Bagi ku cinta yang seperti itu hanya memenjarakan. Kamu akan bersangkar emas
beralaskan harapan palsu. Hingga pada akhirnya kamu terjatuh dan menetaskan air
mata dan Kamu akan mengatakan "aku menyesal mencintai mu, kamu tak ubahnya
dengan lelaki bejat sama dengan lelaki lain pada umumnya dan kamu tak
menghargai perasaan perempuan". Sesungguhnya perkataan itu aku hindari.
Bukannya aku menghindar dengan ketukan cinta mu. Tapi, itulah cara ku mencintai
mu, aku menjaga mu dari pesakitan karena aku takut menyakitimu. Jika, aku
menyakitimu sama halnya aku menyakiti rahim yang telah melahirkanku. Tapi, ku
harap kamu tak mengacukanku, bagaimanapun aku akan datang menyambut mu sebagai
teman hidup. Karena terlalu naif ketika aku harus menyebut mu sebagai kekasih.
Sesungguh yang pantas menjadi kekasih manusia hanyalah Tuhan.
Mungkin kamu paham persoalan itu, ku tahu kamu adalah
orang yang taat terhadap agamamu. Sementara, aku merajuk asa mengakui
kesempurnaan agamaku. Aku berusaha meneguhkan keyakinan itu di balik kegelisahan
yang selalu bertaluh. Kamu mungkin tidak pernah dihinggapi dengan keraguan sebagaimana
aku meragukan Tuhanku.
Ketika kita bersama, kamu begitu zuhu’ menjalankan ritual agama mu. Terkadang
aku iri dengan mu. Aku mengakui mencintai Tuhan ku, sementara aku sering lupa
memanjatkan doa kepadanya. Mungkin Tuhan ku terlalu absurd bagi ku. bisa saja
kamu beranggapan sama denganku. Sebab, Tuhanku tak pernah tersalib dan
merasakan penderitaan manusia.
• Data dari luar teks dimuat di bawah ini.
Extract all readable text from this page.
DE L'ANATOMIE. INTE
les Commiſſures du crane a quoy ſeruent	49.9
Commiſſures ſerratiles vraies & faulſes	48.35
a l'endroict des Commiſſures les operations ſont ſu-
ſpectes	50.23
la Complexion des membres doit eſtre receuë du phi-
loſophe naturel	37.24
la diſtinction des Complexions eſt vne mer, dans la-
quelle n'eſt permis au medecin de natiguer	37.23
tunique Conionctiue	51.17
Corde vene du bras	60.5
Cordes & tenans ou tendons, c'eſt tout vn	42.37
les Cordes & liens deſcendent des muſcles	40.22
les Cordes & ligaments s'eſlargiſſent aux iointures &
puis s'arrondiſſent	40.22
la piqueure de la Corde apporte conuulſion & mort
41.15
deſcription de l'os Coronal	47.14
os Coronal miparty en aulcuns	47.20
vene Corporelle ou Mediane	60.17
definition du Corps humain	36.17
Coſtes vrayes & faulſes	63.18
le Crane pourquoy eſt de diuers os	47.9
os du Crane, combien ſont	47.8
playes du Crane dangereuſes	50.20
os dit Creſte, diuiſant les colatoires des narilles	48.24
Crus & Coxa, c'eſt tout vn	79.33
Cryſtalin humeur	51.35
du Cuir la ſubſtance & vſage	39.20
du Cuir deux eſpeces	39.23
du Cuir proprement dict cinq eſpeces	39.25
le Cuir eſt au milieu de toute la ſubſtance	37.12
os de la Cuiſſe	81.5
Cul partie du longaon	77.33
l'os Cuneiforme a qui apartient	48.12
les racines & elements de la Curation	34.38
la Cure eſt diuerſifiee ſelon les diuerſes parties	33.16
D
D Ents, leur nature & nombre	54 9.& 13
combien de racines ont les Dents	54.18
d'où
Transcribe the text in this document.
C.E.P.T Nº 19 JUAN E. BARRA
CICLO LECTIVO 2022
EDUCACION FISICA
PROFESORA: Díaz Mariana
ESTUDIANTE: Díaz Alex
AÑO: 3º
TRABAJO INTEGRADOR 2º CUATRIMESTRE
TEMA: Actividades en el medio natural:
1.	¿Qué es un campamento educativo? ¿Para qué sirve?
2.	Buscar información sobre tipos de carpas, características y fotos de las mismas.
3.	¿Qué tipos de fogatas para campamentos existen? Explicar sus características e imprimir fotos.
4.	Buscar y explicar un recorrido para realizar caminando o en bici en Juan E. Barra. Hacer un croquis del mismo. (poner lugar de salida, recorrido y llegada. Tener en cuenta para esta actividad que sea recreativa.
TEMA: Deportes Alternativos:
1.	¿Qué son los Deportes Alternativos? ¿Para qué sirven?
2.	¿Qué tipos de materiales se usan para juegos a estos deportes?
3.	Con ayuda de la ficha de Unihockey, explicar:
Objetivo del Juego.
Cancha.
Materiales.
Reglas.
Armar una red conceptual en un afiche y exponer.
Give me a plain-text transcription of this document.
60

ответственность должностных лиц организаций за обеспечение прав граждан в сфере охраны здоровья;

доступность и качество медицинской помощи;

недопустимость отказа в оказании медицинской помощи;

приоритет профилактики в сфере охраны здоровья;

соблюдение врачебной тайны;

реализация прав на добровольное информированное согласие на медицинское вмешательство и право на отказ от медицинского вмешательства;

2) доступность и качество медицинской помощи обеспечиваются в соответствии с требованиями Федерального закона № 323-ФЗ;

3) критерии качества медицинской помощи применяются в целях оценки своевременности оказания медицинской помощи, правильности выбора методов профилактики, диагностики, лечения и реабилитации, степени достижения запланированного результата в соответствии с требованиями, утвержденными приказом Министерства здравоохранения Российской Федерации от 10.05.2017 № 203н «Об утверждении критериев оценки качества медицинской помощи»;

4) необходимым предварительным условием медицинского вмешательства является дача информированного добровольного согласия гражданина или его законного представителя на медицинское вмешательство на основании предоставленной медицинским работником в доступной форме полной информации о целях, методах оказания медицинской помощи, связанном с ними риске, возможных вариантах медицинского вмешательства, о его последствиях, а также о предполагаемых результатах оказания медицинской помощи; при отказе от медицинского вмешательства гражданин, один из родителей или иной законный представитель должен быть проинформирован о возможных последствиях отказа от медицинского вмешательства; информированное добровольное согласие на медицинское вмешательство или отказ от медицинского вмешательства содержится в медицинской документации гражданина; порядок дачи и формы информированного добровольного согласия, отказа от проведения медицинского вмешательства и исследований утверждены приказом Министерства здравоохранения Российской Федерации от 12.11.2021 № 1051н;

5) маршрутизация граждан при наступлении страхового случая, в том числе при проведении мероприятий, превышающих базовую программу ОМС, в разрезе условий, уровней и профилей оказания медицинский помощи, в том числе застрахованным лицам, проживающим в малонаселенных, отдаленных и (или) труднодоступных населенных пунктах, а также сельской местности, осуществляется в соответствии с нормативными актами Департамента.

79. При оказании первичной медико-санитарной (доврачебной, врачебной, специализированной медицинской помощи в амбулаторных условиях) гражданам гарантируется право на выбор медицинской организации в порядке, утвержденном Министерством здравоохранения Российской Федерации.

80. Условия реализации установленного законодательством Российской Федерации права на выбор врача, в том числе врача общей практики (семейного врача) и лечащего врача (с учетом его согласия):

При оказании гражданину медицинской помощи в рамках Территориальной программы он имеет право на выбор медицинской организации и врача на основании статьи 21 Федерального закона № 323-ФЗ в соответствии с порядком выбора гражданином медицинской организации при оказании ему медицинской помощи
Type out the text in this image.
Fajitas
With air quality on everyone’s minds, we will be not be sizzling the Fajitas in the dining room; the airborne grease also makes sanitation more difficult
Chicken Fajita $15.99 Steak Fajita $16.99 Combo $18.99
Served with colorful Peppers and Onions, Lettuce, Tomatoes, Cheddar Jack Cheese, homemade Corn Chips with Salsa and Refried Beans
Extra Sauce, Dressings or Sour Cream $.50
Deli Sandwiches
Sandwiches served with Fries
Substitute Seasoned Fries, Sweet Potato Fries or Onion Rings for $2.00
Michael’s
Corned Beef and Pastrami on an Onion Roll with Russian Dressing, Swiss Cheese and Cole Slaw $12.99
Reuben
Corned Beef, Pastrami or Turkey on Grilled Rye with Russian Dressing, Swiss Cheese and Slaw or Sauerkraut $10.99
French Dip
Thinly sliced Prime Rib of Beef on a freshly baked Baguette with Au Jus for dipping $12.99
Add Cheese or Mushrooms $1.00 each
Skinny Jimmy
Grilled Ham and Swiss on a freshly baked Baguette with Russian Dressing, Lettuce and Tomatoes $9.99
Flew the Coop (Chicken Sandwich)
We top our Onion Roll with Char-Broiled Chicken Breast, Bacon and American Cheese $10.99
Karena Tuhanku tak sekalipun di lahirkan, apa
lagi berwujud manusia dan patung. Mungkin karena itu, Tuhanku menciptakan
pertumpahan darah di antara pemeluk agamaku karena Tuhanku tidak pernah
merasakan sakit dan terluka akibat sobekan luka pedang dan peluru.
Bisa saja, Tuhan ku tidak mengenal senjata mesin karena
dia tidak pernah terlahir di zaman manapun. Sementara, zaman ini teknologi
semakin aneh bahkan dia menandingi kekuatan Tuhan. Sekali letup, ribuan nyawa
meregang sebagaimana di peragakan di Palestina, Nepal, suriah, Irak dan
negeri-negeri muslim. Ahh.... Aku yakin Tuhan ku tak pernah menghendakinya.
Sebab, Tuhanku sangat pemurah karena tak pernah pilih kasih kepada setiap
hambanya. Walaupun, Hambanya berlomba-lomba menghujatnya tapi DIA selalu
bermurah hati menghamparkan reseki kepada hambanya. Mungkin itu perbedaan Tuhan
kita dari kasat mata dan pengetahuan kita terhadap Tuhan ku, Tuhan mu dan tuhan
Kita. Maaf, aku sedikit rasis dengan membeda-bedakan wujud Tuhan dan
membatasinya dengan frase-frase bahasa. Namun, itulah
kenyataan manusia menyederhanakam-Nya
ke dalam wujud bahasa dan dikonstruksi melalui pikiran manusia.
Sebenarnya aku menolak untuk menjelaskan-Nya dengan kata
apalagi dengan kalimat. Karena ku yakin Tuhan hanya ada satu. Tuhanku dan Tuhan musama, cuma orang-orang saja yang
membedakannya. Ku harap kamu mengakui bahwa kita satu keyakinan. Walau kita
berbeda pandangan dunia. Kuharap cintaku berlabuh di pelabuhan yang tepat. Pengakuan
cinta ku terhadap mu adalah peluh merajuk asa mencibir ketunggalan cinta. Ini
cukup membahasakannya, kuharap kamu sudah paham perasaan ini. kamu tak perlu menggugat lagi.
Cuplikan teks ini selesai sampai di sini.